The other week, I heard that a former employer had gone out of business. I reacted with the same pleasure that an octogenarian might feel on reading the name of an unpleasant former colleague in the obituaries. I was glad to see the company go, and my only surprise was that it had crawled along as long as it had. I had been expecting to see it go under for years.
As you might guess, I was not particularly happy there. I used to take long walks at lunch, regardless of the weather, just to get away from the place, and would amuse myself by composing words to a parody of “Chantilly Lace” that I called “Genteelly Bored.”
Part of my unhappiness was the circumstances. It was my first full-time position since the dot-com crash. After being one of the powers at two different companies, I felt demoted to be working as a technical writer again, no matter how often I told myself that no honest living was shameful. But I felt massively under-challenged, and chafed at having to take directions, although I remained polite.
But a larger part of the problem was that, having been a leader (of what quality I’m not sure), I knew that the company officers and executives were border-line competence at best. The CEO was not only fond of purges, which inevitably included people with key knowledge, but also of inflicting the latest management fads on the company. He was fond of regular, excruciating company meetings at which he kept showing the same slides over and over. When I left, he was trying retreats at which select members of the company would discuss a book on the management best-seller lists – a move which instantly divided the company into the privileged and the under-appreciated. He never did seem to understand that he was sending mixed signals, and, when I briefly shared an office with him due to overcrowding, he used to wonder why no one was passionate about the company.
The other executives were no better. The vice-president of toadyism, as I called the CEO’s right hand man, was infamous for making decisions without bothering to gather necessary information.
Another executive, a fundamentalist Christian, tried to take me to task for using, “Does anal-retentive have a hyphen?” on my screen saver. He thought it obscene, and was put out when I suggested that he had better things to do than chastise me over trivia and I refused to apologize on the grounds that I had done nothing wrong.
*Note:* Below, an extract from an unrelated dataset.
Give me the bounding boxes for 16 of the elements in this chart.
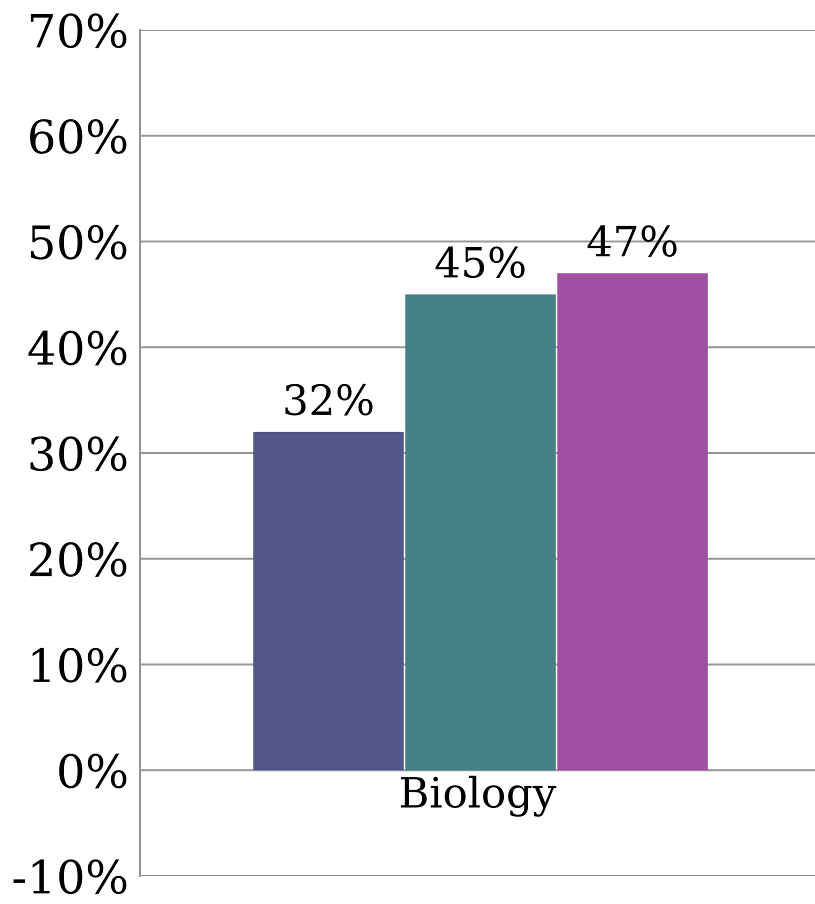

Then there was the testing manager, a little man who decorated his office in unread books and inspirational posters, and would spend hours designing spreadsheets with the largest color palette that I have ever seen. He worked long hours, and like to call meetings with me just before I was leaving for home. But at least he didn’t last as long as his probation.
“Blind leading the blind” was the phrase that kept occurring to me when I had to deal with any of these characters. But although interacting with them was bad enough, what was especially hard to handle was the fact that I had enough experience (and enough memories of my own incompetence) to know that they were mismanaging the company, and making what could only be a marginal business at best a loser. I discovered that to see incompetence that you know how to correct, yet to be able to do or say nothing is one of the most uncomfortable mental states possible.
Still, I shouldn’t complain. If I hadn’t been so uncomfortable, I wouldn’t have started trying to write a book on OpenOffice.org. The book was never published, but my efforts over the fifteen months I was at the company have since repaid my effort many times over as I cannibalized the chapters for articles. I also started doing a couple of other articles per month, and I still remember the pleasure when I had earned enough from articles to buy my new computer. There was another short contract between my work at this company and my transition to full-time journalist, but if I hadn’t been so bored, I might never have done the ground work for a career change. So I can’t say that the company didn’t do me an unintentional favor.
Still, I wish there had been a wake. I would have attended, if only to dance on the coffin.
Hah, puts a smile on my face to read about this story. Feels like congratulations to you are in order but that isn’t right! 🙂
Do you have any acquiantances that were there when it fell apart? I bet they’d have some juicey stories you’d get a kick out of.